The magic words you're probably reaching for are "radiative cooling".
If your ball is in a vacuum far from any star and doesn't generate any heat of its own, this isn't too difficult a problem to solve. There's even a handy calculator for it (and no doubt many others elsewhere) but I'll summarise the key bits here.
The cooling rate in terms of power per unit area is defined by the Stefan-Boltzmann law, and given a nice spherical black body radiator you can work out the radiated power as $$P = 4\pi r^2 \sigma(T_{ball}^4 - T_{ambient}^4)$$
where $\sigma$ is the Stefan-Boltzmann constant. Given that this experiment is being run in deep space and is stopping at merely the freezing point of water, $T_{ambient} \ll T_{ball}$, so you can quietly disregard the ambient term and not go too far wrong.
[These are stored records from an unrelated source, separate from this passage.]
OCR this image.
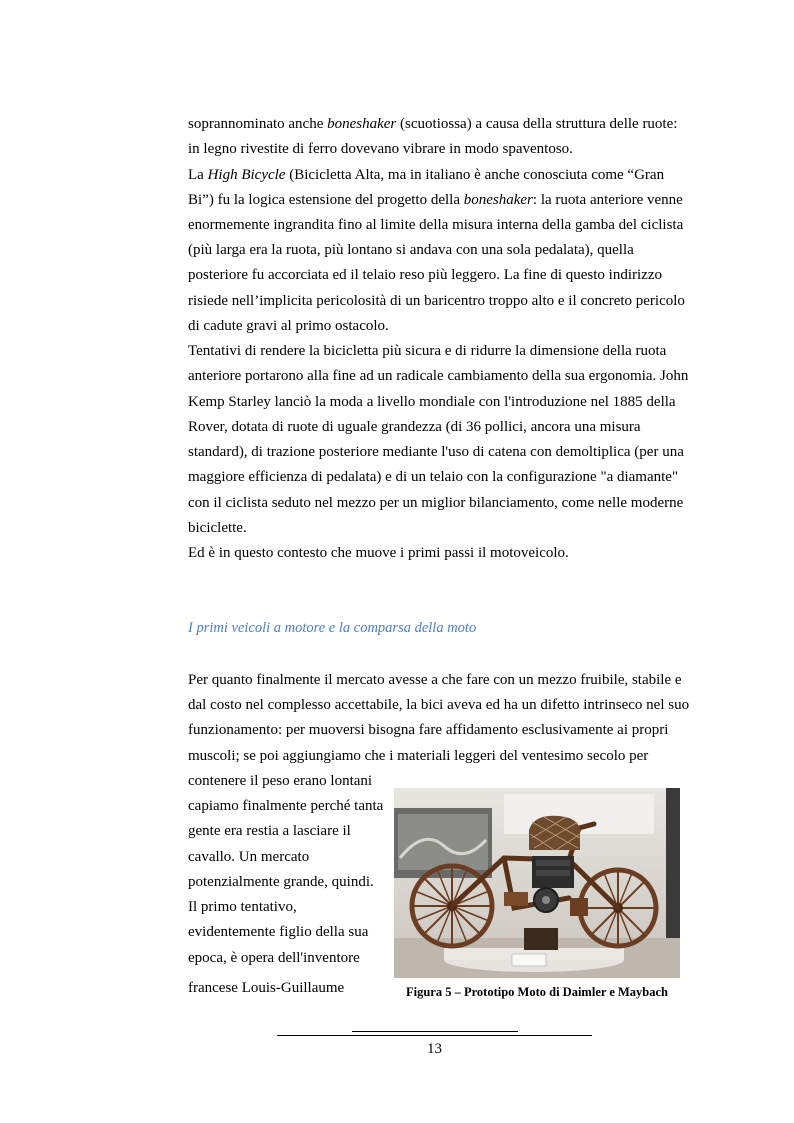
soprannominato anche boneshaker (scuotiossa) a causa della struttura delle ruote:
in legno rivestite di ferro dovevano vibrare in modo spaventoso.
La High Bicycle (Bicicletta Alta, ma in italiano è anche conosciuta come “Gran
Bi”) fu la logica estensione del progetto della boneshaker: la ruota anteriore venne
enormemente ingrandita fino al limite della misura interna della gamba del ciclista
(più larga era la ruota, più lontano si andava con una sola pedalata), quella
posteriore fu accorciata ed il telaio reso più leggero. La fine di questo indirizzo
risiede nell’implicita pericolosità di un baricentro troppo alto e il concreto pericolo
di cadute gravi al primo ostacolo.
Tentativi di rendere la bicicletta più sicura e di ridurre la dimensione della ruota
anteriore portarono alla fine ad un radicale cambiamento della sua ergonomia. John
Kemp Starley lanciò la moda a livello mondiale con l'introduzione nel 1885 della
Rover, dotata di ruote di uguale grandezza (di 36 pollici, ancora una misura
standard), di trazione posteriore mediante l'uso di catena con demoltiplica (per una
maggiore efficienza di pedalata) e di un telaio con la configurazione "a diamante"
con il ciclista seduto nel mezzo per un miglior bilanciamento, come nelle moderne
biciclette.
Ed è in questo contesto che muove i primi passi il motoveicolo.
I primi veicoli a motore e la comparsa della moto
Per quanto finalmente il mercato avesse a che fare con un mezzo fruibile, stabile e
dal costo nel complesso accettabile, la bici aveva ed ha un difetto intrinseco nel suo
funzionamento: per muoversi bisogna fare affidamento esclusivamente ai propri
muscoli; se poi aggiungiamo che i materiali leggeri del ventesimo secolo per
contenere il peso erano lontani
capiamo finalmente perché tanta
gente era restia a lasciare il
cavallo. Un mercato
potenzialmente grande, quindi.
Il primo tentativo,
evidentemente figlio della sua
epoca, è opera dell'inventore
francese Louis-Guillaume	Figura 5 – Prototipo Moto di Daimler e Maybach
13
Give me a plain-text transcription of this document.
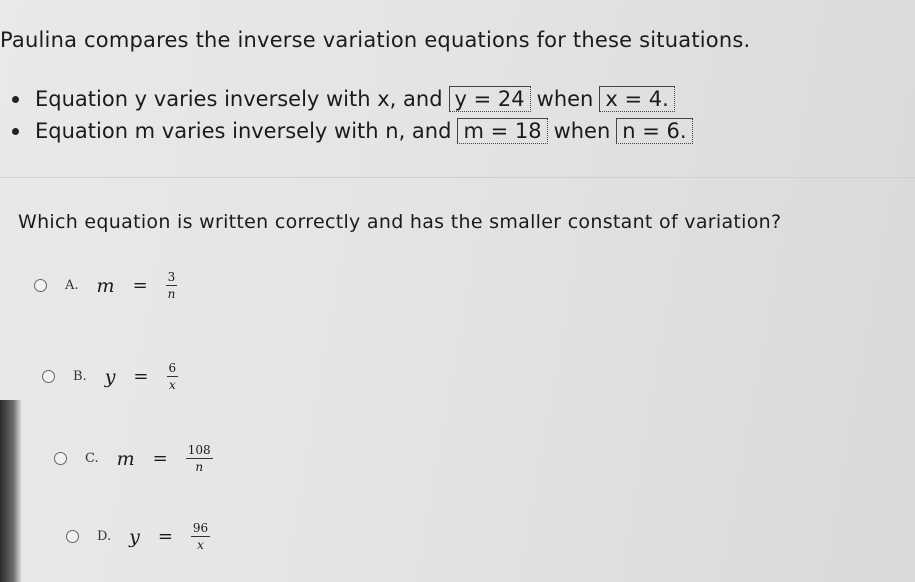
Paulina compares the inverse variation equations for these situations.
Equation y varies inversely with x, and y = 24 when x = 4.
Equation m varies inversely with n, and m = 18 when n = 6.
Which equation is written correctly and has the smaller constant of variation?
A. $m = \frac{3}{n}$
B. $y = \frac{6}{x}$
C. $m = \frac{108}{n}$
D. $y = \frac{96}{x}$
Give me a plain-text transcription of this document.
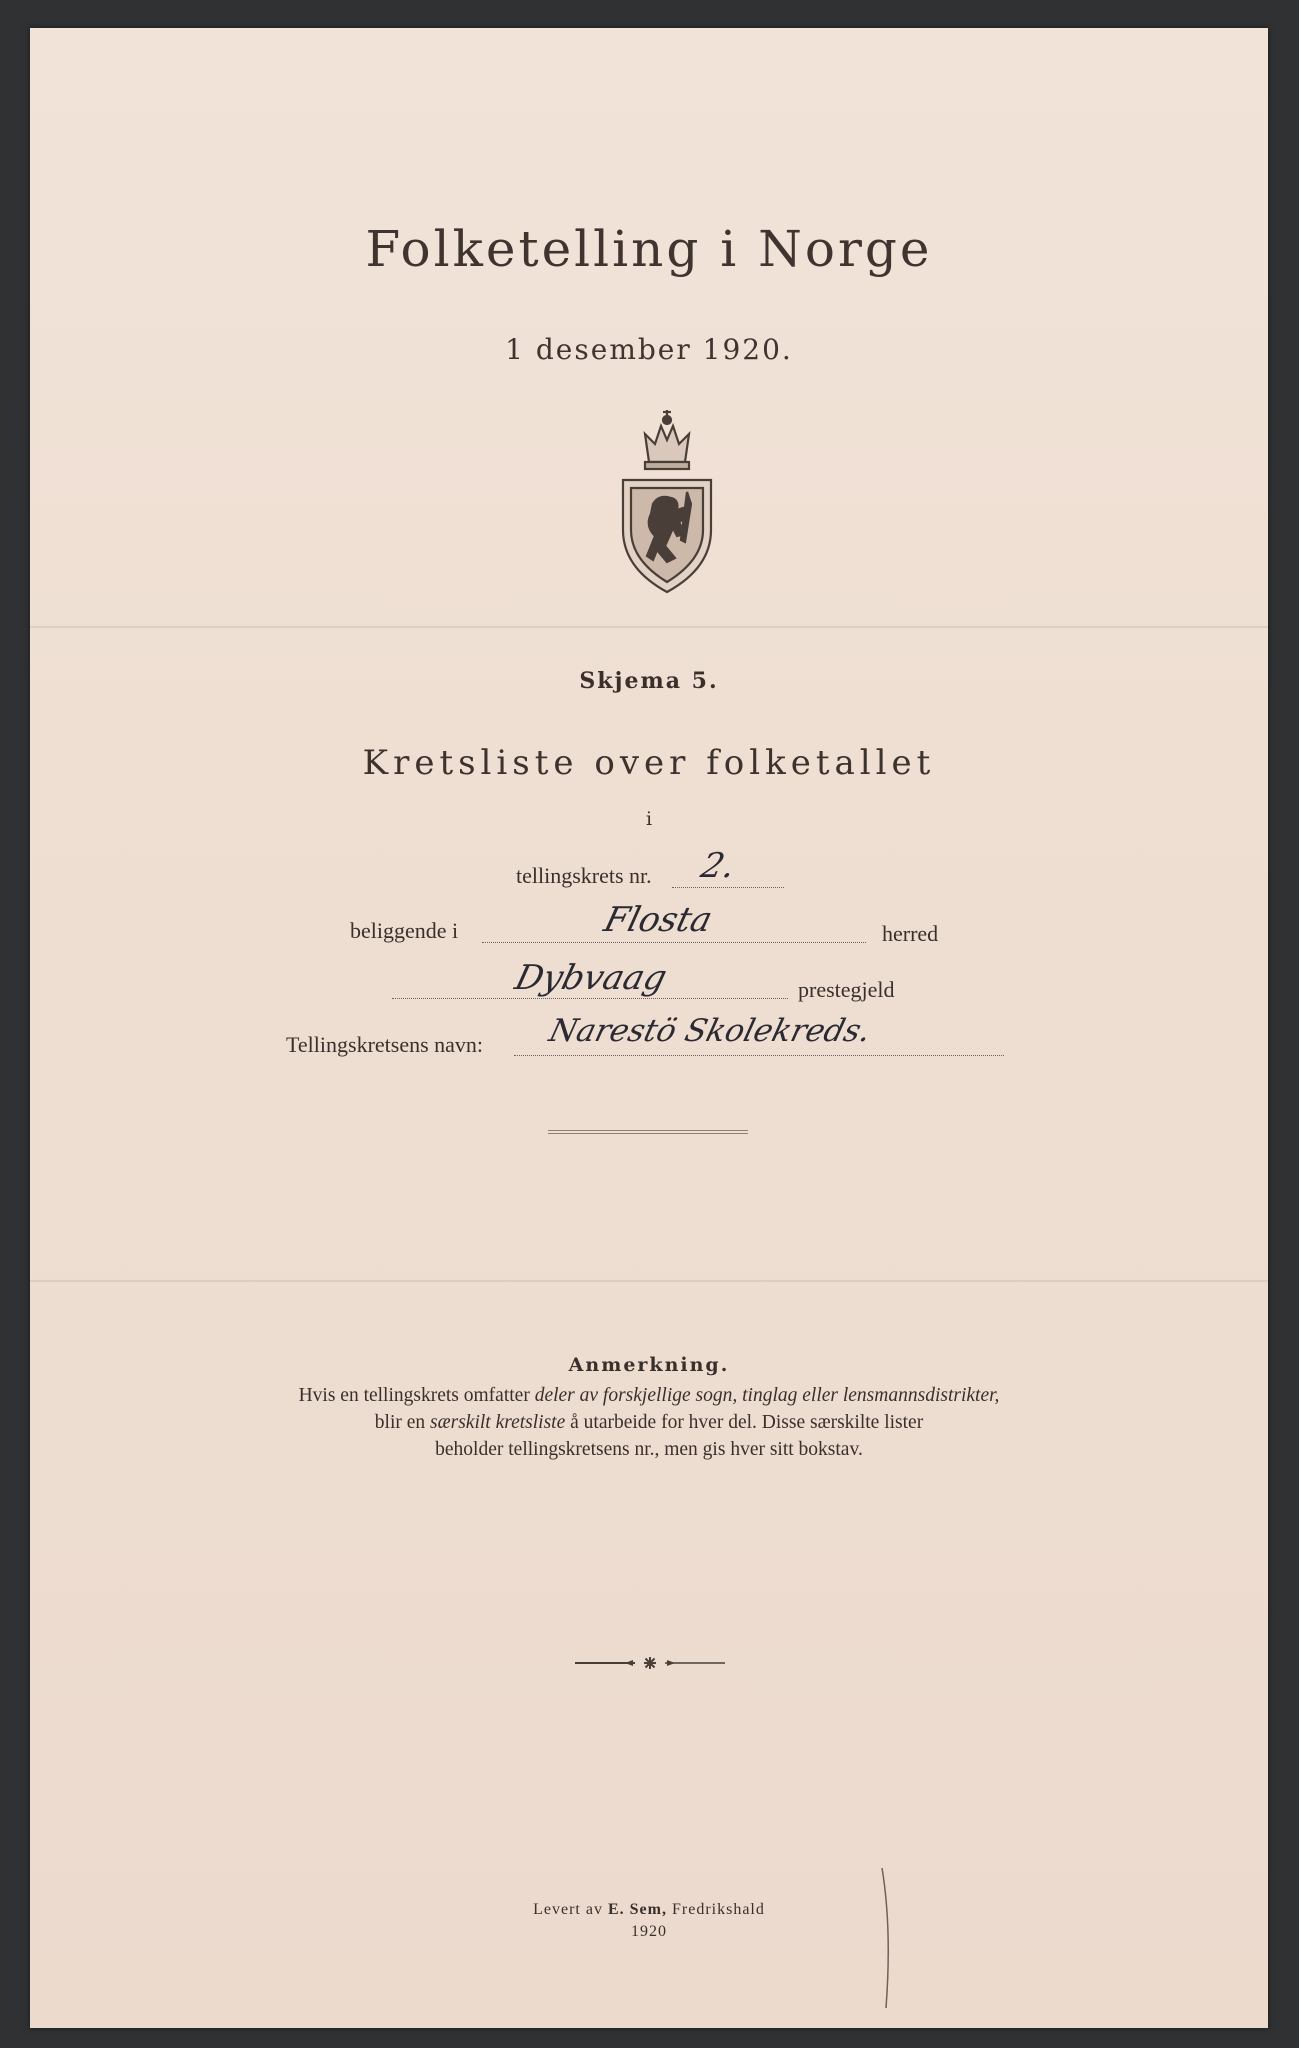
Folketelling i Norge
1 desember 1920.
Skjema 5.
Kretsliste over folketallet
i
tellingskrets nr. 2.
beliggende i	Flosta	herred
Dybvaag	prestegjeld
Tellingskretsens navn: Narestö Skolekreds.
Anmerkning.
Hvis en tellingskrets omfatter deler av forskjellige sogn, tinglag eller lensmannsdistrikter,
blir en særskilt kretsliste å utarbeide for hver del. Disse særskilte lister
beholder tellingskretsens nr., men gis hver sitt bokstav.
Levert av E. Sem, Fredrikshald
1920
The hyperphysics calculator suggests using a nice simple model for the energy content of your hot ball as $E = N \frac{3}{2}k_BT$ where $N$ is the number of particles, $k_B$ is Boltzmann's constant and $T$ is the temperature of the object.
Throwing these together and doing a little calculus that I won't try to repeat here gets you a nice simple cooling rate equation:
$$t_{cooling} = \frac{Nk_B}{8\sigma \pi r^2}\left[ \frac{1}{T_{final}^3} - \frac{1}{T_{initial}^3} \right]$$
You can get $N$ from $\frac{mN_A}{M}$ where $m$ is the mass of your sphere, $N_A$ is Avogadro's constant and $M$ is the molar mass of whatever your ball is made of.
For a worked example, lets imagine your sphere is made of some ideal material with the approximately the properties of ruby... density ~4000kg/m3, molar mass ~100g/mol and a magical emissivity of 1. If it were a sphere 1m in radius, it would have mass ~16755 kg and so $N$ is basically 1029.
Throwing all that into the cooling equation gets you a cooling time of about 8 hours.
Obviously using real materials is more problematic. Handling emissivity is easy, but the simple thermal energy model breaks down, especially with awkward stuff like water. As a starter for 10 though, it should do.